Monday 30 November 2015

"So what do you want for....

Christmas?....for your birthday?"
Elsewhere someone has just posted that her husband asked her this question and she didn't know the answer. She has everything she needs - and if she wants something she goes and buys it.
I never know the answer either. I probably have everything I need. I can, at very least, make do with what I have. 
I probably have too many books - at least people who don't read tell me I have too many books. I have enough yarn - yes, I do although my knitting friends know that "enough" doesn't necessarily mean....er hum! But my family would never buy that. They would have no idea what to get or how much to get or where to get it. 
Clothes? No thank you. I'm really not interested. 
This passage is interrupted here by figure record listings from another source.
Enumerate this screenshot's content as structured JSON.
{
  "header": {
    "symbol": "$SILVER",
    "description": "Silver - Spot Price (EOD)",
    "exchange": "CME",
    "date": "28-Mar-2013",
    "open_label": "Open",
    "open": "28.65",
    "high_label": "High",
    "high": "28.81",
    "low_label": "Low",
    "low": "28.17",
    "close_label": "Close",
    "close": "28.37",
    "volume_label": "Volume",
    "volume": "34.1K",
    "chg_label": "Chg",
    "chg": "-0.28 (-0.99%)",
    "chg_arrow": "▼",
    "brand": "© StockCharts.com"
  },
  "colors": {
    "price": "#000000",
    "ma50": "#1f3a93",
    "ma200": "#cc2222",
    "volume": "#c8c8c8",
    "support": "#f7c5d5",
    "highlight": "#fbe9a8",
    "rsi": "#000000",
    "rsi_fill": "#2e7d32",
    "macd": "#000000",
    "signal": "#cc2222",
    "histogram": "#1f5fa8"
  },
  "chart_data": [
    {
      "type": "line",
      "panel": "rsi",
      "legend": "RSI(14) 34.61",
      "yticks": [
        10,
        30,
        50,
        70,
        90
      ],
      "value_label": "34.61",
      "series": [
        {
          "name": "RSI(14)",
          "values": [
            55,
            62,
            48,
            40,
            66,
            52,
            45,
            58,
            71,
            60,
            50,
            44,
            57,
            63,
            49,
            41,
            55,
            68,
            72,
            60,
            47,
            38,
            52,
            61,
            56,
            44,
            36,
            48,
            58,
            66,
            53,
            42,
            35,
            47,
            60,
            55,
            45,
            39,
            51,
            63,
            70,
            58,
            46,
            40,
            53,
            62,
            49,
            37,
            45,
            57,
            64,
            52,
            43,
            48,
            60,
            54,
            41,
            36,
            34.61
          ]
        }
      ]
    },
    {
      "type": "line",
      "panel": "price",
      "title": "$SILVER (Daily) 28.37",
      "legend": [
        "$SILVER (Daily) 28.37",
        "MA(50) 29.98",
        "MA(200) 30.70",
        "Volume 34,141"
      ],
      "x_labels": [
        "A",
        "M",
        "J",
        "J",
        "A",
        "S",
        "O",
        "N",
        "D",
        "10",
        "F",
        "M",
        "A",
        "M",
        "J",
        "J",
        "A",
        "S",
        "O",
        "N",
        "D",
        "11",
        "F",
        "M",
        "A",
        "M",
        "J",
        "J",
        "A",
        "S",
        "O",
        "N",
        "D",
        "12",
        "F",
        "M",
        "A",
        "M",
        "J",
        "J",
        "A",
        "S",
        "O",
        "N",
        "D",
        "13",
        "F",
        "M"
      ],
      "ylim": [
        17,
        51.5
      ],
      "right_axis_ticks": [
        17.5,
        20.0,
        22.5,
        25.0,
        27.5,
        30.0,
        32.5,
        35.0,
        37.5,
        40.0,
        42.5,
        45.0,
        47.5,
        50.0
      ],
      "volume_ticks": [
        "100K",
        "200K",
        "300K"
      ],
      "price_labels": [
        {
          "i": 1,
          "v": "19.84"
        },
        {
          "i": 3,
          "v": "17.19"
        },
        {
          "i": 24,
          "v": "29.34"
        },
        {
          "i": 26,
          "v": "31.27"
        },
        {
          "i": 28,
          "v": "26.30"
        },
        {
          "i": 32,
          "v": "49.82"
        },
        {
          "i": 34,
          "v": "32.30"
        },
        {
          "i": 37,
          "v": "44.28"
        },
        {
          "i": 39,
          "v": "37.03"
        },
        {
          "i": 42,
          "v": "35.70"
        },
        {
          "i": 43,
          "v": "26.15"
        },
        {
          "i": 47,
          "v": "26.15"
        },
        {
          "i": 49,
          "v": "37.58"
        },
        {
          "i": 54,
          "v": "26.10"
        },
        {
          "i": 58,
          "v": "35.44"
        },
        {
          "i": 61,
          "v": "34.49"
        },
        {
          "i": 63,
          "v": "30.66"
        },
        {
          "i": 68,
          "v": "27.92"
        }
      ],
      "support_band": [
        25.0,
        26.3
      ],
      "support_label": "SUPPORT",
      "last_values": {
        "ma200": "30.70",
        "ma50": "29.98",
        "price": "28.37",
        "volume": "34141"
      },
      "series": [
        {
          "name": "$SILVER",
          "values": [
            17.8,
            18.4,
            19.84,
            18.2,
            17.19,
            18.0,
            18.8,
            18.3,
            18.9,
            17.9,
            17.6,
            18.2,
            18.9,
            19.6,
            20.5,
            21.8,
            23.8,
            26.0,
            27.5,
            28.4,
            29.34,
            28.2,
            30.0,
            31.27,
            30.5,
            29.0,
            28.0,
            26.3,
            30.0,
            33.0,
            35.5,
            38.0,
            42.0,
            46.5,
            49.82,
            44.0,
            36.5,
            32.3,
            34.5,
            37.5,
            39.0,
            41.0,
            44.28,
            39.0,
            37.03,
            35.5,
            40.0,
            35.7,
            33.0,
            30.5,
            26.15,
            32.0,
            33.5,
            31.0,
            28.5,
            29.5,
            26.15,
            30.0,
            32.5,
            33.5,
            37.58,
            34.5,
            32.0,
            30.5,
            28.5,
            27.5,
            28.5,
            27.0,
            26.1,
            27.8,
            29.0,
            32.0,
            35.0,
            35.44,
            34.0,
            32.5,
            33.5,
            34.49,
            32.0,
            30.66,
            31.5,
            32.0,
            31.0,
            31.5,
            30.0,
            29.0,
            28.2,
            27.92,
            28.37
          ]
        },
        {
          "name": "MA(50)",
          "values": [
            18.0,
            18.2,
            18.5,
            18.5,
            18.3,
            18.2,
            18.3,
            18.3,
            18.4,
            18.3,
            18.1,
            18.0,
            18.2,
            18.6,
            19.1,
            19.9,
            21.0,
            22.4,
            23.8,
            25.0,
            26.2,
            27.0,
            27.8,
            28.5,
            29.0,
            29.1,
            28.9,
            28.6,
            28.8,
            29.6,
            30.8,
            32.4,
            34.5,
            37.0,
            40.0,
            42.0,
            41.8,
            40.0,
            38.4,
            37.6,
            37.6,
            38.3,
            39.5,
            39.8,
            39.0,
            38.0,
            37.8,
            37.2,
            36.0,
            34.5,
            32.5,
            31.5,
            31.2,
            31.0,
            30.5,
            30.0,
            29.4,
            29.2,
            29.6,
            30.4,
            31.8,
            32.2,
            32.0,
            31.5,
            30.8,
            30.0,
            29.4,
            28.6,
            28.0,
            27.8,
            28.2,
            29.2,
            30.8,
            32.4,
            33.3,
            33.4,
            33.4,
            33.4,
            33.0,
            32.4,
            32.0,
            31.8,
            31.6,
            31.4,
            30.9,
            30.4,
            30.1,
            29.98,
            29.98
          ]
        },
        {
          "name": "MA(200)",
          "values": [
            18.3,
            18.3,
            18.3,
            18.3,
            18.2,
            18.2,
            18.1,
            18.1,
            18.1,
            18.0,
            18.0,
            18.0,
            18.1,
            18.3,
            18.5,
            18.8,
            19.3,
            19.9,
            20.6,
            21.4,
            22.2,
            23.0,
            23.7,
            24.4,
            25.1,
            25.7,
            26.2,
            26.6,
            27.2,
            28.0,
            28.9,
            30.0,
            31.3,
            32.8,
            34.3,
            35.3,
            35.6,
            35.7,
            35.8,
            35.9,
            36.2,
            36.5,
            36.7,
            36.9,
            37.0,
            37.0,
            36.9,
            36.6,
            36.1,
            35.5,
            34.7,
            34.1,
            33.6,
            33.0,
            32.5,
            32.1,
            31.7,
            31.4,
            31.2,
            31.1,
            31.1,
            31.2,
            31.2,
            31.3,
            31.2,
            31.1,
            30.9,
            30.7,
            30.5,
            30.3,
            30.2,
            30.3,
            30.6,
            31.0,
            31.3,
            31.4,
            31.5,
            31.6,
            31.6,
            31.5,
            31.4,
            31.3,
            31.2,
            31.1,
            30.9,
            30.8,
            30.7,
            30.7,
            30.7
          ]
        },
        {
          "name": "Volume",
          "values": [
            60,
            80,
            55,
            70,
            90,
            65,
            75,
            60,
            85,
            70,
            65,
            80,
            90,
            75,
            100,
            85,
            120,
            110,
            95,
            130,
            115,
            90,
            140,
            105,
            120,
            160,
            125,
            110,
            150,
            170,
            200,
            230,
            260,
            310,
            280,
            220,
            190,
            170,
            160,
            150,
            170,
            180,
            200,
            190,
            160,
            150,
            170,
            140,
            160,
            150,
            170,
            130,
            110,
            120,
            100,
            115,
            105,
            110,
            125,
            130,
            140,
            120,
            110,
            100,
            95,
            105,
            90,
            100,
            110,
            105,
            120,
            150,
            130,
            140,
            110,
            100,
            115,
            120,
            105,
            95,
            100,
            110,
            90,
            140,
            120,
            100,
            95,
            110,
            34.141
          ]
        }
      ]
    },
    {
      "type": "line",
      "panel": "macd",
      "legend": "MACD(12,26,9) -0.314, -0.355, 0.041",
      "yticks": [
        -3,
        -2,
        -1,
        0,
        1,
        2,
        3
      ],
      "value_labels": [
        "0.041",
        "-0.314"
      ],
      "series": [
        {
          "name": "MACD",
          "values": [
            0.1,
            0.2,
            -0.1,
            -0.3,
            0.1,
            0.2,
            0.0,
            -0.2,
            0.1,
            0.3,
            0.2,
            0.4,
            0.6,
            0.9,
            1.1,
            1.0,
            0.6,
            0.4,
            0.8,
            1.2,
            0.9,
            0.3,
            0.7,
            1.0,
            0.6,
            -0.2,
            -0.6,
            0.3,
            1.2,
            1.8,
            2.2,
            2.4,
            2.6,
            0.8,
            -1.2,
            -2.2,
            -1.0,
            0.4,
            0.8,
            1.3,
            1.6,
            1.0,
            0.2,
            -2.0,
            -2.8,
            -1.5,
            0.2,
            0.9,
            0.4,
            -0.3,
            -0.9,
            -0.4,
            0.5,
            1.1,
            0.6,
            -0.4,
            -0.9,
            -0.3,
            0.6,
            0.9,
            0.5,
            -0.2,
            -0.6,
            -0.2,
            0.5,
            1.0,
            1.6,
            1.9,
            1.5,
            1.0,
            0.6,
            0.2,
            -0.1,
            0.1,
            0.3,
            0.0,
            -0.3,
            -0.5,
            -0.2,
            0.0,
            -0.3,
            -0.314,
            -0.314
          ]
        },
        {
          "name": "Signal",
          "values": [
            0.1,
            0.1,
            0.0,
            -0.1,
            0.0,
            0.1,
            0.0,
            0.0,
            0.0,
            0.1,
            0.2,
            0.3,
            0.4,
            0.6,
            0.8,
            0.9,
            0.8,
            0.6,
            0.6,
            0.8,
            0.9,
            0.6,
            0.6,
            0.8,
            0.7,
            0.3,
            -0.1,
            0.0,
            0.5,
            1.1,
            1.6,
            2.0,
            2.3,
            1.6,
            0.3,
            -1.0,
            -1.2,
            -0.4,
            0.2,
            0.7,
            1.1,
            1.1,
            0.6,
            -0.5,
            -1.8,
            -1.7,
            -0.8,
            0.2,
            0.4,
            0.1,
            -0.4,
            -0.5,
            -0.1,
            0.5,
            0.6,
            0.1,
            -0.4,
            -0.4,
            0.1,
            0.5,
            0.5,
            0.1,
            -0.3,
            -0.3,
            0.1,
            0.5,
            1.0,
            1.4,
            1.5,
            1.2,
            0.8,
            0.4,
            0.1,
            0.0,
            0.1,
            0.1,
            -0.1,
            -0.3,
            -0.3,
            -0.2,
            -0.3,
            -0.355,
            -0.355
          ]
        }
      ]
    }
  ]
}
I don't want things which will just clutter up the house still further. I don't want meals out or concert tickets.
As children we were encouraged to make things for people. We would plant things in pots and give them to people too. At Christmastime we would get given a book - with the idea in mind that it would keep us quiet during the day. (It usually did.) For my birthday I would be given something I needed but that was considered a little bit more special - like my Sunday dress - and another book. 
We were never given much. Money was short. Our toys were mostly second hand apart from the "special" things like my clockwork train set and the doll house my father made me. It was a replica of the house we lived in at the time. I made up an entire family to live in it. 
I'd like to still have both those things but my mother gave them away when we moved along with the doll pram that had never carried a doll. (We attempted to get the cat to ride in it.) 
But other things? I have no ideas. I don't really want anything,
Years ago the Senior Cat went to Scotland. He went up to Thurso to see where his ancestors came from and to meet his father's cousin. He went into a small museum there and had a conversation with the woman who was minding it. She told him that, when she was a child, she thought that if she was given a shiny new penny and an orange for Christmas she was rich. Apart from that they had each other.
Perhaps that's the way it ought to be.